Häusliche Pflege: In Würde alt werden

Die meisten Menschen verbringen ihren Lebensabend in den eigenen vier Wänden. Wann das auch bei Pflegebedürftigen klappt und wie sich ihre Angehörigen vor Überforderung schützen können.

Text: Daniela Eckstein

Den Ruhestand genießen, ohne Stress in den Tag hineinleben, reisen oder lange vernachlässigten Hob­bys nachgehen: Was zu Beginn der Rente noch pro­blemlos möglich ist, wird mit zunehmendem Alter schwieriger. Sobald Krankheiten die Beweglichkeit einschränken oder man vergesslicher wird, ist ein ­Leben ohne Unterstützung oft nicht mehr möglich.

Die Statistik ist eindeutig: Benötigen von den 70-Jährigen rund 11 Prozent Leistungen der Altenpflege, so sind es bei den 80-Jährigen schon 35 Prozent und ab 90 Jahren sogar 87 Prozent. Dabei bleiben die meisten in den eigenen vier Wänden; nur jeder siebte der 5,7 Millionen Pflegebedürftigen in Deutschland zieht in ein Heim. 86 Prozent werden zu Hause betreut, in mehr als der Hälfte aller Fälle ausschließlich von ihren Angehörigen, ansonsten gemeinsam mit oder nur durch einen ambulanten Pflegedienst.

Auch wenn es hierzulande viele Unterstützungs­angebote und Finanzhilfen für Betroffene gibt: Die Krise des deutschen Pflegesystems ist längst bei der häuslichen Pflege angekommen. Daher gilt es, sich frühzeitig mit den Möglichkeiten vertraut zu machen. Und auch den Familien sollte klar sein, welche Belastung sie durch die Pflege von Angehörigen auf sich nehmen. Wie sie damit zurechtkommen können, erklärt der Kölner Psychotherapeut Harald Fuchs, der selbst mit seiner pflegebedürftigen Ehefrau zusammenlebt (siehe Interview).

Ambulante Pflegedienste einbinden

Anfangs geht es meist um kleine Dinge, bei denen man Hilfe oder Begleitung braucht: beim Haushalt oder Einkauf, bei Behördenangelegenheiten, Arzt­besuchen oder Spaziergängen. Oft bieten Nachbarn, Ehrenamtliche oder Angehörige Unterstützung an.

Zuhause pflegen – Nähe, Fürsorge, Herausforderung.

Sobald jemand mehr Betreuung benötigt, wenn er oder sie zum Beispiel dauerhaft im Rollstuhl sitzt oder bettlägerig ist, wird häufig ein ambulanter Pflegedienst hinzugezogen, der bei Bedarf sogar mehrmals täglich in die Wohnung der Patienten kommt. Er übernimmt nicht nur die medizinische Betreuung, sondern kümmert sich auch um Körperpflege, Haushalt und Freizeitgestaltung.
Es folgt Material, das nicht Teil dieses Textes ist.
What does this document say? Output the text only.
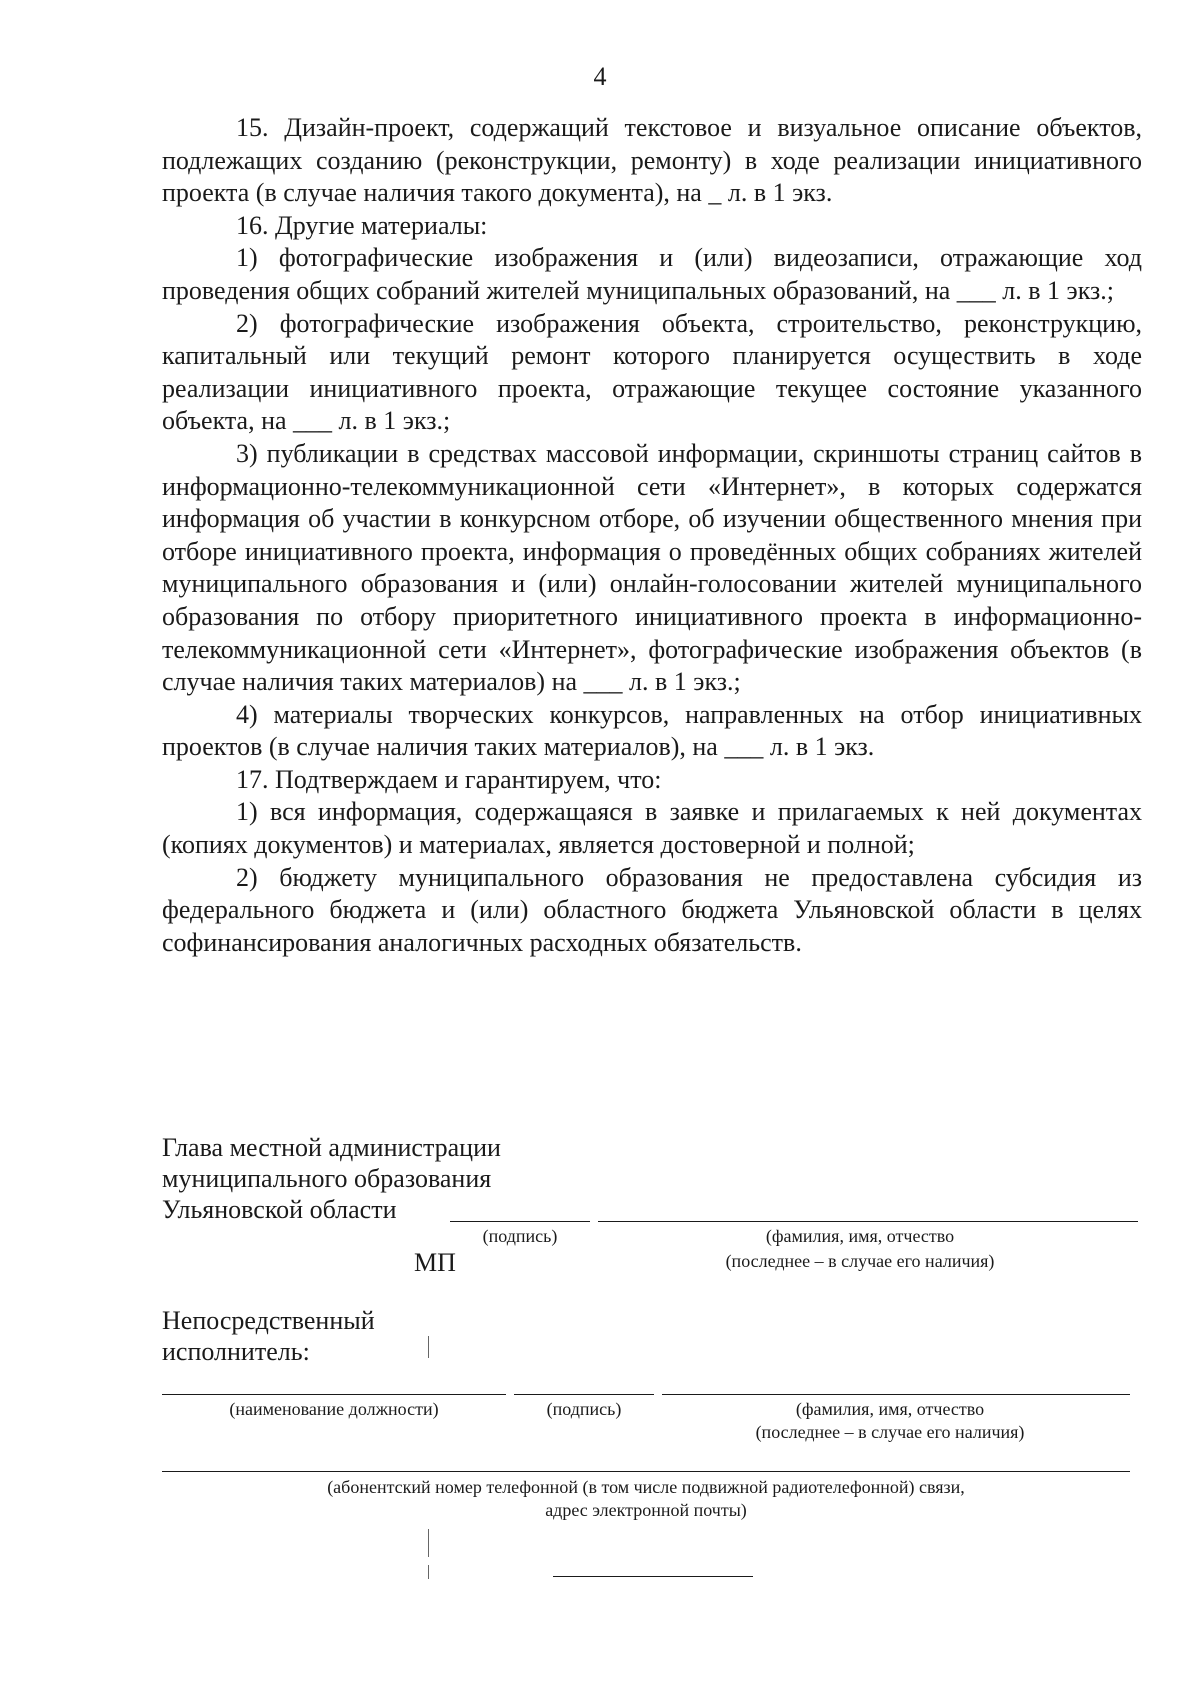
4

15. Дизайн-проект, содержащий текстовое и визуальное описание объектов, подлежащих созданию (реконструкции, ремонту) в ходе реализации инициативного проекта (в случае наличия такого документа), на _ л. в 1 экз.

16. Другие материалы:

1) фотографические изображения и (или) видеозаписи, отражающие ход проведения общих собраний жителей муниципальных образований, на ___ л. в 1 экз.;

2) фотографические изображения объекта, строительство, реконструкцию, капитальный или текущий ремонт которого планируется осуществить в ходе реализации инициативного проекта, отражающие текущее состояние указанного объекта, на ___ л. в 1 экз.;

3) публикации в средствах массовой информации, скриншоты страниц сайтов в информационно-телекоммуникационной сети «Интернет», в которых содержатся информация об участии в конкурсном отборе, об изучении общественного мнения при отборе инициативного проекта, информация о проведённых общих собраниях жителей муниципального образования и (или) онлайн-голосовании жителей муниципального образования по отбору приоритетного инициативного проекта в информационно-телекоммуникационной сети «Интернет», фотографические изображения объектов (в случае наличия таких материалов) на ___ л. в 1 экз.;

4) материалы творческих конкурсов, направленных на отбор инициативных проектов (в случае наличия таких материалов), на ___ л. в 1 экз.

17. Подтверждаем и гарантируем, что:

1) вся информация, содержащаяся в заявке и прилагаемых к ней документах (копиях документов) и материалах, является достоверной и полной;

2) бюджету муниципального образования не предоставлена субсидия из федерального бюджета и (или) областного бюджета Ульяновской области в целях софинансирования аналогичных расходных обязательств.

Глава местной администрации
муниципального образования
Ульяновской области
(подпись)	(фамилия, имя, отчество
МП	(последнее – в случае его наличия)
Непосредственный
исполнитель:
(наименование должности)	(подпись)	(фамилия, имя, отчество
(последнее – в случае его наличия)
(абонентский номер телефонной (в том числе подвижной радиотелефонной) связи,
адрес электронной почты)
Von der Art der erbrachten Leistung hängt ab, in welchem Umfang die Kasse sich an der Finanzierung beteiligt. Besorgt der Pflegedienst Medikamente, setzt er Insulinspritzen, zieht er Stützstrümpfe an und aus oder versorgt er Wunden, handelt es sich um häusliche Krankenversorgung, die – bis auf eine Zuzahlungsgebühr – vollständig von der Krankenkasse bezahlt wird.

So zahlt die Pflegekasse

Anders ist es bei Körperpflege, Hauswirtschaft oder sozialer Betreuung. Hier ist die Pflegekasse zuständig, und man muss zunächst als pflegebedürftig anerkannt sein, um von ihr Geld zu erhalten. Die Pflegekasse übernimmt auch nicht alle Kosten, sondern zahlt nur einen fixen monatlichen Zuschuss, dessen Höhe sich danach richtet, welcher der fünf möglichen Grade der Pflegebedürftigkeit vom Medizinischen Dienst bei einem Patienten festgestellt wurde.
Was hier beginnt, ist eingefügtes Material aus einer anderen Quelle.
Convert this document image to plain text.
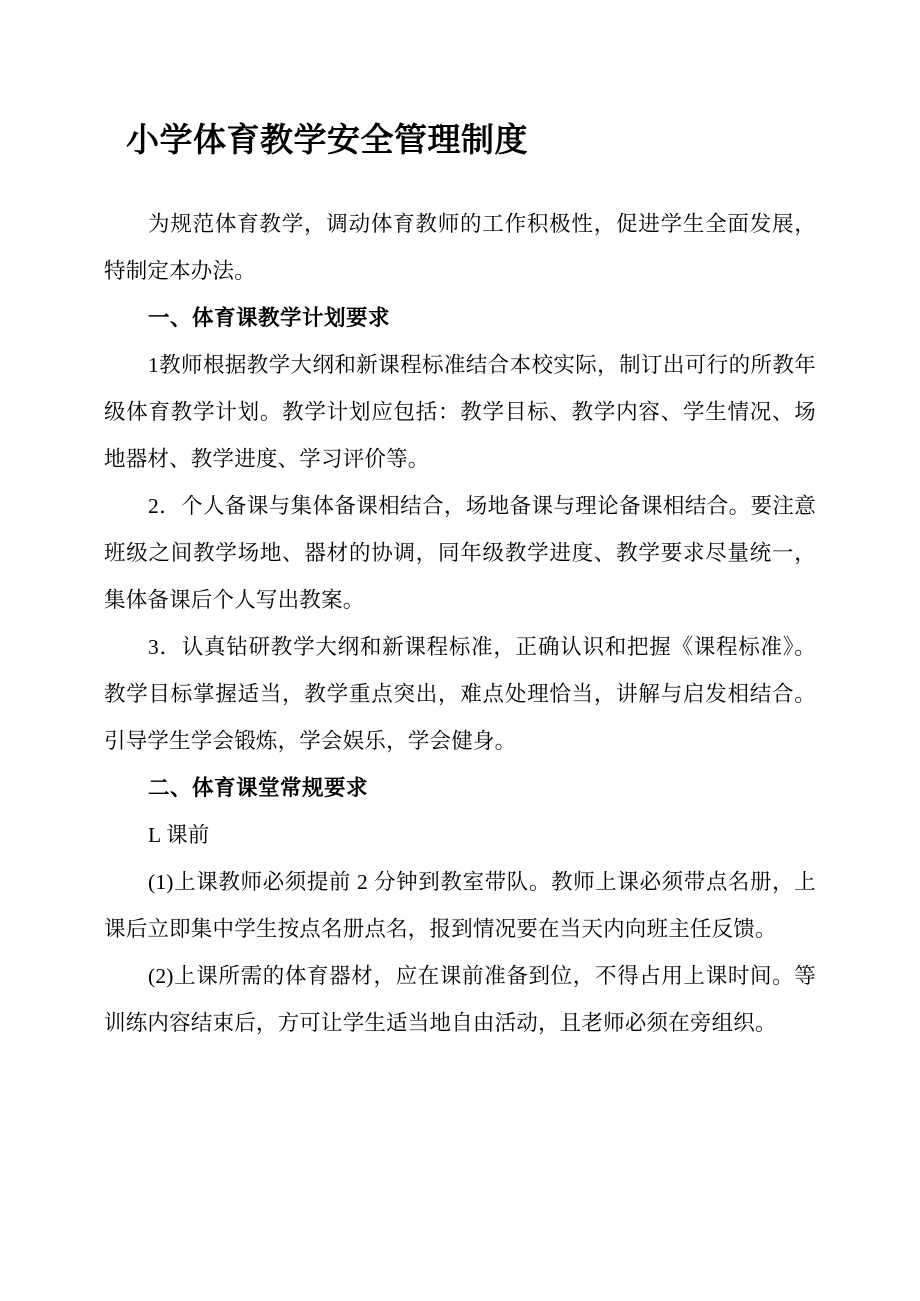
小学体育教学安全管理制度

为规范体育教学，调动体育教师的工作积极性，促进学生全面发展，特制定本办法。

一、体育课教学计划要求

1教师根据教学大纲和新课程标准结合本校实际，制订出可行的所教年级体育教学计划。教学计划应包括：教学目标、教学内容、学生情况、场地器材、教学进度、学习评价等。

2．个人备课与集体备课相结合，场地备课与理论备课相结合。要注意班级之间教学场地、器材的协调，同年级教学进度、教学要求尽量统一，集体备课后个人写出教案。

3．认真钻研教学大纲和新课程标准，正确认识和把握《课程标准》。教学目标掌握适当，教学重点突出，难点处理恰当，讲解与启发相结合。引导学生学会锻炼，学会娱乐，学会健身。

二、体育课堂常规要求

L 课前

(1)上课教师必须提前 2 分钟到教室带队。教师上课必须带点名册，上课后立即集中学生按点名册点名，报到情况要在当天内向班主任反馈。

(2)上课所需的体育器材，应在课前准备到位，不得占用上课时间。等训练内容结束后，方可让学生适当地自由活动，且老师必须在旁组织。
Wer Pflegegrad (PG) 1 – die niedrigste Stufe – hat, kann monatlich nur den sogenannten Entlastungsbetrag von 131 Euro ausschöpfen, etwa für nachbarschaftliche Hilfe, die von dafür zugelassenen Personen geleistet wird. Bei den anderen vier Pflegegraden gibt es mehr Geld, wobei zwischen drei Varianten zu wählen ist: Kümmert sich ein ambulanter Pflegedienst allein um die Betreuung, gewährt die Kasse für diese Pflegesachleistungen zwischen 796 Euro pro Monat bei PG 2 und 2299 Euro bei PG 5.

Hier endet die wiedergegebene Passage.